Hybrid wheat flour is 33% glutamic acid, an inflammatory amino acid. Wheat, along with other grains, stimulates insulin production which increases inflammation. Wheat and other grains are high in omega-6 fatty acids, which are pro-inflammatory. This irritates the intestine, producing leaky gut syndromes that may then cause more food reactions.
Cows' milk dairy products are another common cause of food reactions. Cows today are fed corn, an unnatural food for cows. As a result, the milk and meat are high in omega-6 fatty acids and low in omega-3 fatty acids. This favors inflammation. Also, corn-fed cows develop intestinal infections that must be treated with antibiotics which find their way into the milk and meat and may cause reactions in sensitive people. Grass-fed beef and dairy or goat products are definitely superior.

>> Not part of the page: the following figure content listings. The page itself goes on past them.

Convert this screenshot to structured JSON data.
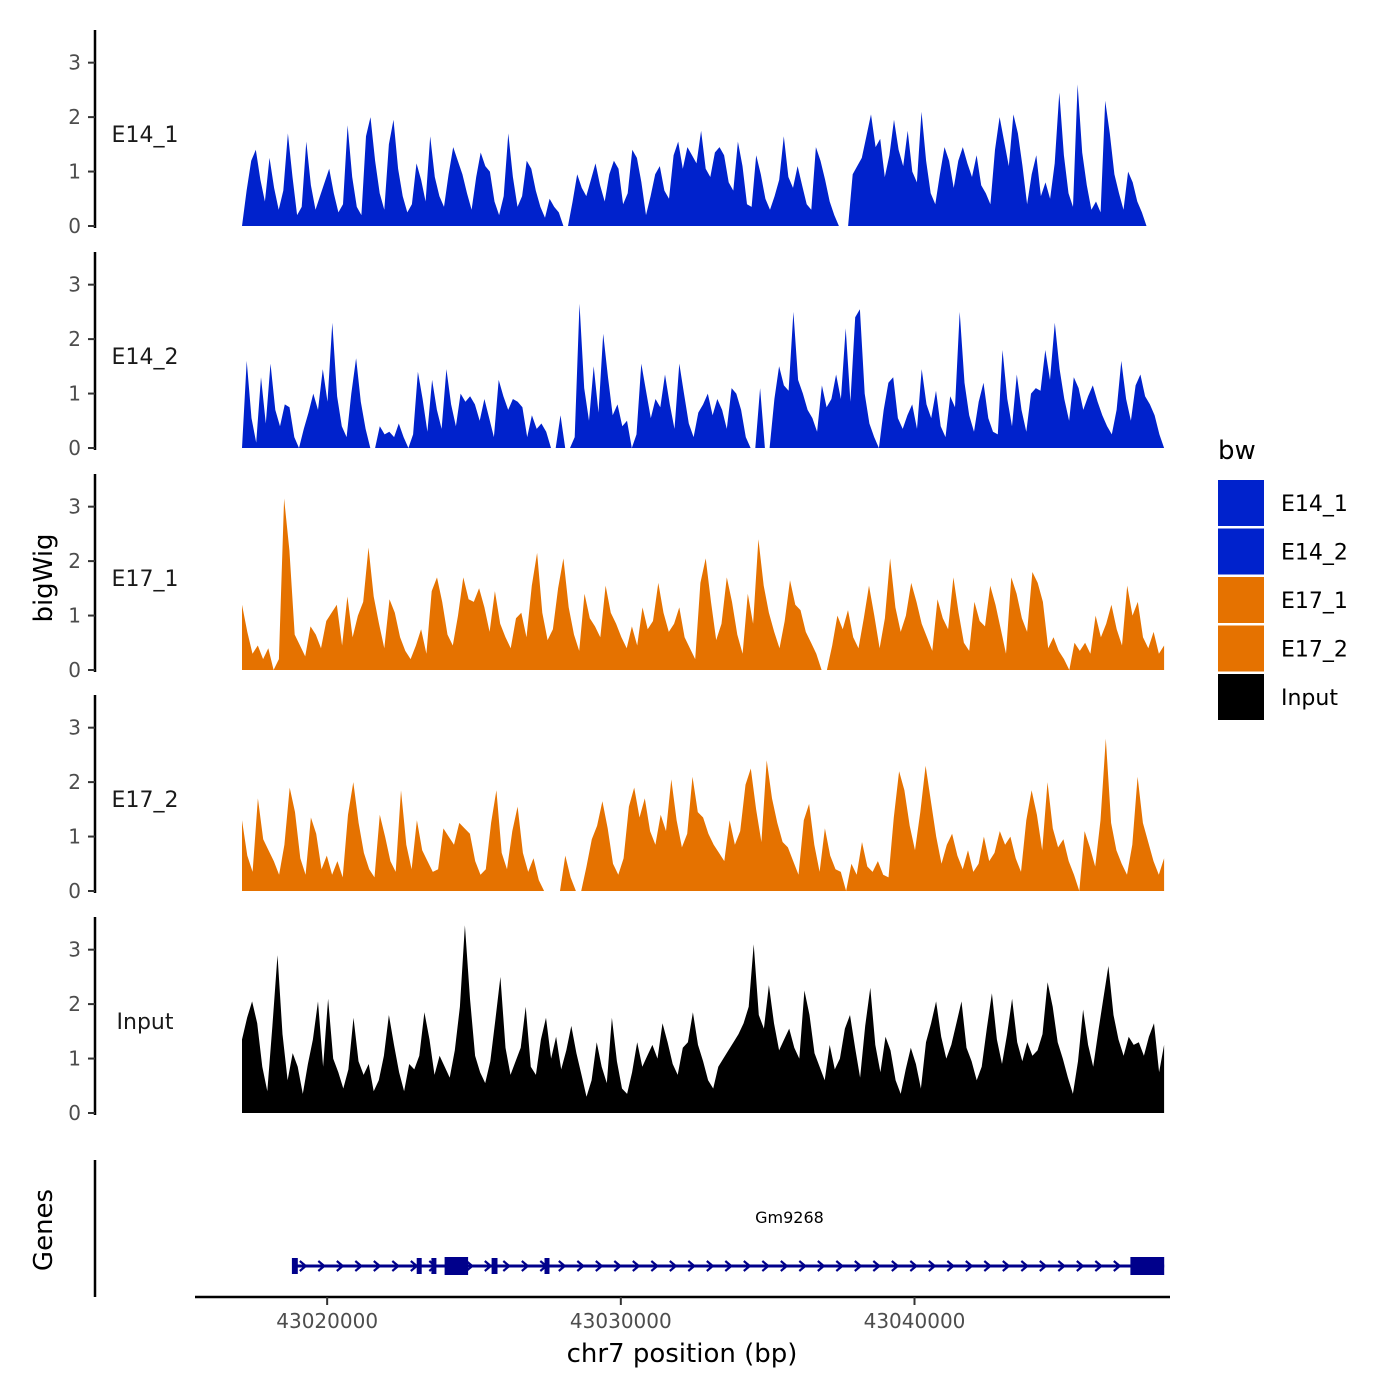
{
  "chart_data": {
    "type": "area",
    "x_axis": {
      "title": "chr7 position (bp)",
      "range": [
        43015500,
        43048700
      ],
      "ticks": [
        43020000,
        43030000,
        43040000
      ],
      "tick_labels": [
        "43020000",
        "43030000",
        "43040000"
      ]
    },
    "y_axis": {
      "title": "bigWig",
      "range": [
        0,
        3.6
      ],
      "ticks": [
        0,
        1,
        2,
        3
      ],
      "tick_labels": [
        "0",
        "1",
        "2",
        "3"
      ]
    },
    "tracks_title": "Genes",
    "legend": {
      "title": "bw",
      "position": "right",
      "entries": [
        {
          "label": "E14_1",
          "color": "#0022CC"
        },
        {
          "label": "E14_2",
          "color": "#0022CC"
        },
        {
          "label": "E17_1",
          "color": "#E57200"
        },
        {
          "label": "E17_2",
          "color": "#E57200"
        },
        {
          "label": "Input",
          "color": "#000000"
        }
      ]
    },
    "series": [
      {
        "name": "E14_1",
        "color": "#0022CC",
        "x_start": 43017100,
        "x_end": 43047900,
        "values": [
          0.0,
          0.65,
          1.2,
          1.4,
          0.85,
          0.45,
          1.25,
          0.7,
          0.3,
          0.65,
          1.7,
          0.9,
          0.2,
          0.35,
          1.55,
          0.75,
          0.3,
          0.55,
          0.8,
          1.05,
          0.6,
          0.25,
          0.4,
          1.85,
          0.9,
          0.35,
          0.2,
          1.65,
          2.0,
          1.2,
          0.6,
          0.3,
          1.5,
          1.95,
          1.05,
          0.55,
          0.25,
          0.4,
          1.15,
          0.85,
          0.45,
          1.65,
          0.9,
          0.55,
          0.35,
          0.95,
          1.45,
          1.2,
          0.95,
          0.6,
          0.3,
          0.9,
          1.35,
          1.1,
          1.0,
          0.45,
          0.2,
          0.55,
          1.7,
          0.9,
          0.35,
          0.55,
          1.2,
          1.05,
          0.65,
          0.35,
          0.15,
          0.5,
          0.35,
          0.25,
          0.0,
          0.0,
          0.45,
          0.95,
          0.7,
          0.55,
          0.85,
          1.15,
          0.75,
          0.45,
          0.95,
          1.2,
          1.05,
          0.4,
          0.6,
          1.4,
          1.25,
          0.8,
          0.2,
          0.55,
          0.95,
          1.1,
          0.65,
          0.5,
          1.3,
          1.55,
          1.05,
          1.45,
          1.3,
          1.15,
          1.75,
          1.05,
          0.9,
          1.35,
          1.45,
          1.3,
          0.8,
          0.65,
          1.55,
          1.1,
          0.4,
          0.35,
          1.3,
          0.95,
          0.5,
          0.3,
          0.55,
          0.85,
          1.65,
          0.9,
          0.7,
          1.1,
          0.75,
          0.4,
          0.3,
          1.45,
          1.2,
          0.85,
          0.45,
          0.2,
          0.0,
          0.0,
          0.0,
          0.95,
          1.1,
          1.25,
          1.65,
          2.05,
          1.45,
          1.6,
          0.9,
          1.3,
          1.95,
          1.4,
          1.1,
          1.75,
          1.0,
          0.8,
          2.1,
          1.2,
          0.6,
          0.4,
          0.95,
          1.45,
          1.2,
          0.7,
          1.2,
          1.45,
          1.15,
          0.9,
          1.3,
          0.75,
          0.6,
          0.4,
          1.4,
          2.0,
          1.55,
          1.1,
          2.05,
          1.7,
          1.1,
          0.4,
          0.95,
          1.3,
          0.55,
          0.8,
          0.5,
          1.15,
          2.45,
          1.3,
          0.6,
          0.35,
          2.6,
          1.35,
          0.75,
          0.3,
          0.45,
          0.25,
          2.3,
          1.7,
          0.95,
          0.6,
          0.3,
          1.0,
          0.8,
          0.45,
          0.25,
          0.0
        ]
      },
      {
        "name": "E14_2",
        "color": "#0022CC",
        "x_start": 43017100,
        "x_end": 43048500,
        "values": [
          0.0,
          1.6,
          0.55,
          0.1,
          1.3,
          0.45,
          1.55,
          0.7,
          0.4,
          0.8,
          0.75,
          0.2,
          0.0,
          0.35,
          0.65,
          1.0,
          0.7,
          1.45,
          0.85,
          2.3,
          0.95,
          0.4,
          0.2,
          1.0,
          1.65,
          0.85,
          0.35,
          0.0,
          0.0,
          0.4,
          0.25,
          0.3,
          0.2,
          0.45,
          0.2,
          0.0,
          0.25,
          1.4,
          0.9,
          0.3,
          1.25,
          0.7,
          0.35,
          1.45,
          0.8,
          0.4,
          1.0,
          0.85,
          0.95,
          0.8,
          0.5,
          0.9,
          0.55,
          0.2,
          1.25,
          0.95,
          0.7,
          0.9,
          0.85,
          0.75,
          0.2,
          0.6,
          0.35,
          0.45,
          0.3,
          0.0,
          0.0,
          0.6,
          0.0,
          0.0,
          0.2,
          2.65,
          1.1,
          0.5,
          1.5,
          0.65,
          2.1,
          1.3,
          0.6,
          0.8,
          0.4,
          0.5,
          0.0,
          0.25,
          1.55,
          1.05,
          0.55,
          0.9,
          0.75,
          1.35,
          0.8,
          0.35,
          1.55,
          1.0,
          0.45,
          0.2,
          0.65,
          0.8,
          1.0,
          0.6,
          0.9,
          0.7,
          0.35,
          1.1,
          1.0,
          0.7,
          0.2,
          0.0,
          0.0,
          1.1,
          0.0,
          0.0,
          0.9,
          1.5,
          1.15,
          1.05,
          2.5,
          1.25,
          1.0,
          0.7,
          0.55,
          0.3,
          1.15,
          0.75,
          0.9,
          1.35,
          0.9,
          2.2,
          0.85,
          2.4,
          2.55,
          1.0,
          0.45,
          0.2,
          0.0,
          0.7,
          1.2,
          1.3,
          0.55,
          0.35,
          0.6,
          0.8,
          0.35,
          1.45,
          0.8,
          0.55,
          1.05,
          0.4,
          0.2,
          0.95,
          0.75,
          2.5,
          1.2,
          0.6,
          0.3,
          0.85,
          1.2,
          0.55,
          0.3,
          0.25,
          1.8,
          0.9,
          0.4,
          1.35,
          0.7,
          0.3,
          1.0,
          1.1,
          1.05,
          1.8,
          1.25,
          2.3,
          1.45,
          0.9,
          0.5,
          1.3,
          1.1,
          0.7,
          0.95,
          1.15,
          0.85,
          0.6,
          0.4,
          0.25,
          0.7,
          1.6,
          0.9,
          0.5,
          1.15,
          1.35,
          0.95,
          0.8,
          0.6,
          0.25,
          0.0
        ]
      },
      {
        "name": "E17_1",
        "color": "#E57200",
        "x_start": 43017100,
        "x_end": 43048500,
        "values": [
          1.2,
          0.7,
          0.3,
          0.45,
          0.2,
          0.4,
          0.0,
          0.2,
          3.15,
          2.2,
          0.65,
          0.45,
          0.25,
          0.8,
          0.65,
          0.4,
          0.9,
          1.05,
          1.2,
          0.45,
          1.35,
          0.6,
          1.0,
          1.25,
          2.25,
          1.35,
          0.85,
          0.4,
          1.3,
          1.05,
          0.6,
          0.35,
          0.2,
          0.45,
          0.75,
          0.3,
          1.45,
          1.7,
          1.25,
          0.65,
          0.45,
          1.0,
          1.7,
          1.3,
          1.25,
          1.5,
          1.15,
          0.7,
          1.45,
          0.85,
          0.6,
          0.4,
          0.95,
          1.05,
          0.6,
          1.55,
          2.15,
          1.05,
          0.55,
          0.75,
          1.5,
          2.05,
          1.15,
          0.65,
          0.35,
          1.4,
          0.95,
          0.8,
          0.6,
          1.55,
          1.05,
          0.85,
          0.6,
          0.4,
          0.8,
          0.45,
          1.15,
          0.75,
          0.9,
          1.6,
          1.05,
          0.7,
          0.85,
          1.15,
          0.6,
          0.4,
          0.2,
          1.6,
          2.05,
          1.25,
          0.55,
          0.85,
          1.7,
          1.25,
          0.65,
          0.3,
          1.4,
          0.85,
          2.4,
          1.55,
          1.05,
          0.7,
          0.4,
          0.9,
          1.65,
          1.2,
          1.1,
          0.7,
          0.5,
          0.3,
          0.0,
          0.0,
          0.45,
          1.0,
          0.75,
          1.1,
          0.6,
          0.4,
          0.95,
          1.55,
          1.0,
          0.4,
          0.95,
          2.05,
          1.15,
          0.7,
          1.0,
          1.6,
          1.25,
          0.85,
          0.6,
          0.35,
          1.3,
          0.95,
          0.75,
          1.7,
          1.05,
          0.5,
          0.35,
          1.25,
          0.9,
          0.8,
          1.55,
          1.2,
          0.75,
          0.3,
          1.7,
          1.4,
          0.95,
          0.7,
          1.8,
          1.6,
          1.25,
          0.4,
          0.6,
          0.35,
          0.2,
          0.0,
          0.5,
          0.35,
          0.5,
          0.3,
          1.0,
          0.6,
          0.85,
          1.2,
          0.75,
          0.45,
          1.55,
          1.0,
          1.25,
          0.6,
          0.4,
          0.7,
          0.3,
          0.45
        ]
      },
      {
        "name": "E17_2",
        "color": "#E57200",
        "x_start": 43017100,
        "x_end": 43048500,
        "values": [
          1.3,
          0.65,
          0.35,
          1.7,
          0.95,
          0.75,
          0.55,
          0.3,
          0.85,
          1.9,
          1.45,
          0.6,
          0.3,
          1.35,
          1.05,
          0.4,
          0.65,
          0.3,
          0.55,
          0.25,
          1.4,
          2.0,
          1.25,
          0.7,
          0.4,
          0.25,
          1.4,
          1.0,
          0.55,
          0.35,
          1.85,
          0.85,
          0.4,
          1.3,
          0.75,
          0.55,
          0.35,
          0.4,
          1.15,
          1.0,
          0.85,
          1.25,
          1.15,
          1.05,
          0.55,
          0.3,
          0.4,
          1.25,
          1.85,
          0.7,
          0.4,
          1.1,
          1.55,
          0.7,
          0.35,
          0.6,
          0.2,
          0.0,
          0.0,
          0.0,
          0.0,
          0.65,
          0.25,
          0.0,
          0.0,
          0.45,
          0.95,
          1.2,
          1.65,
          1.15,
          0.5,
          0.3,
          0.6,
          1.55,
          1.9,
          1.35,
          1.7,
          1.1,
          0.85,
          1.4,
          1.1,
          2.05,
          1.3,
          0.8,
          1.05,
          2.1,
          1.45,
          1.35,
          1.05,
          0.85,
          0.7,
          0.55,
          1.3,
          0.85,
          1.1,
          1.95,
          2.25,
          1.5,
          0.9,
          2.4,
          1.7,
          1.25,
          0.9,
          0.8,
          0.55,
          0.3,
          1.3,
          1.6,
          0.85,
          0.35,
          1.15,
          0.65,
          0.4,
          0.35,
          0.0,
          0.5,
          0.3,
          0.9,
          0.45,
          0.35,
          0.55,
          0.3,
          0.25,
          1.35,
          2.2,
          1.85,
          1.2,
          0.75,
          1.45,
          2.3,
          1.65,
          1.0,
          0.5,
          0.85,
          1.05,
          0.65,
          0.4,
          0.75,
          0.35,
          0.5,
          1.0,
          0.55,
          0.7,
          1.1,
          0.85,
          1.0,
          0.6,
          0.35,
          1.3,
          1.85,
          1.4,
          0.75,
          2.0,
          1.15,
          0.8,
          0.95,
          0.55,
          0.3,
          0.0,
          1.1,
          0.8,
          0.45,
          1.3,
          2.8,
          1.25,
          0.75,
          0.5,
          0.3,
          0.85,
          2.1,
          1.25,
          0.9,
          0.55,
          0.3,
          0.6
        ]
      },
      {
        "name": "Input",
        "color": "#000000",
        "x_start": 43017100,
        "x_end": 43048500,
        "values": [
          1.35,
          1.75,
          2.05,
          1.65,
          0.85,
          0.4,
          1.6,
          2.9,
          1.45,
          0.6,
          1.1,
          0.85,
          0.35,
          0.9,
          1.35,
          2.05,
          0.85,
          2.1,
          1.0,
          0.75,
          0.45,
          0.8,
          1.75,
          0.95,
          0.7,
          0.9,
          0.4,
          0.6,
          1.05,
          1.8,
          1.25,
          0.75,
          0.4,
          0.9,
          0.8,
          1.05,
          1.85,
          1.35,
          0.7,
          1.05,
          0.85,
          0.65,
          1.15,
          1.95,
          3.45,
          2.1,
          1.05,
          0.75,
          0.55,
          0.95,
          1.7,
          2.5,
          1.2,
          0.7,
          0.95,
          1.2,
          1.95,
          0.85,
          0.7,
          1.35,
          1.75,
          1.0,
          1.4,
          0.8,
          1.15,
          1.6,
          1.1,
          0.7,
          0.3,
          0.6,
          1.3,
          0.85,
          0.55,
          1.75,
          0.95,
          0.45,
          0.35,
          0.75,
          1.3,
          0.85,
          1.05,
          1.25,
          1.0,
          1.65,
          1.3,
          0.9,
          0.7,
          1.2,
          1.3,
          1.85,
          1.25,
          0.95,
          0.6,
          0.45,
          0.85,
          1.0,
          1.15,
          1.3,
          1.45,
          1.65,
          1.95,
          3.1,
          1.8,
          1.55,
          2.35,
          1.65,
          1.15,
          1.35,
          1.55,
          1.2,
          1.0,
          2.25,
          1.8,
          1.1,
          0.85,
          0.6,
          1.25,
          0.8,
          1.0,
          1.55,
          1.8,
          1.2,
          0.65,
          1.6,
          2.3,
          1.25,
          0.75,
          1.4,
          1.15,
          0.6,
          0.35,
          0.8,
          1.2,
          0.9,
          0.45,
          1.3,
          1.65,
          2.05,
          1.4,
          1.0,
          1.25,
          1.65,
          2.05,
          1.2,
          0.95,
          0.6,
          0.85,
          1.55,
          2.2,
          1.35,
          0.9,
          1.45,
          2.1,
          1.3,
          0.95,
          1.3,
          1.05,
          1.15,
          1.45,
          2.4,
          1.95,
          1.3,
          1.0,
          0.65,
          0.35,
          0.95,
          1.9,
          1.25,
          0.85,
          1.5,
          2.1,
          2.7,
          1.8,
          1.35,
          1.05,
          1.4,
          1.25,
          1.3,
          1.05,
          1.4,
          1.65,
          0.75,
          1.25
        ]
      }
    ],
    "gene": {
      "name": "Gm9268",
      "strand": "+",
      "color": "#00008B",
      "start": 43018900,
      "end": 43048500,
      "exons": [
        [
          43018800,
          43019000
        ],
        [
          43023050,
          43023200
        ],
        [
          43023550,
          43023700
        ],
        [
          43024000,
          43024800
        ],
        [
          43025600,
          43025800
        ],
        [
          43027400,
          43027550
        ],
        [
          43047350,
          43048500
        ]
      ]
    }
  }
}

Many people are intolerant to gluten, a protein found in wheat, oats, barley and rye. Gluten intolerance causes celiac disease and malabsorption. Other common allergic foods are soy, yeast, corn, eggs and peanuts.
While tofu and tempeh are traditionally prepared soy foods, isolated soy protein found in textured vegetable protein, protein powders, bars and many other foods is a highly processed product more likely to cause reactions. Although it is possible to reintroduce some allergic foods on a rotation basis, wheat and dairy are best to avoid.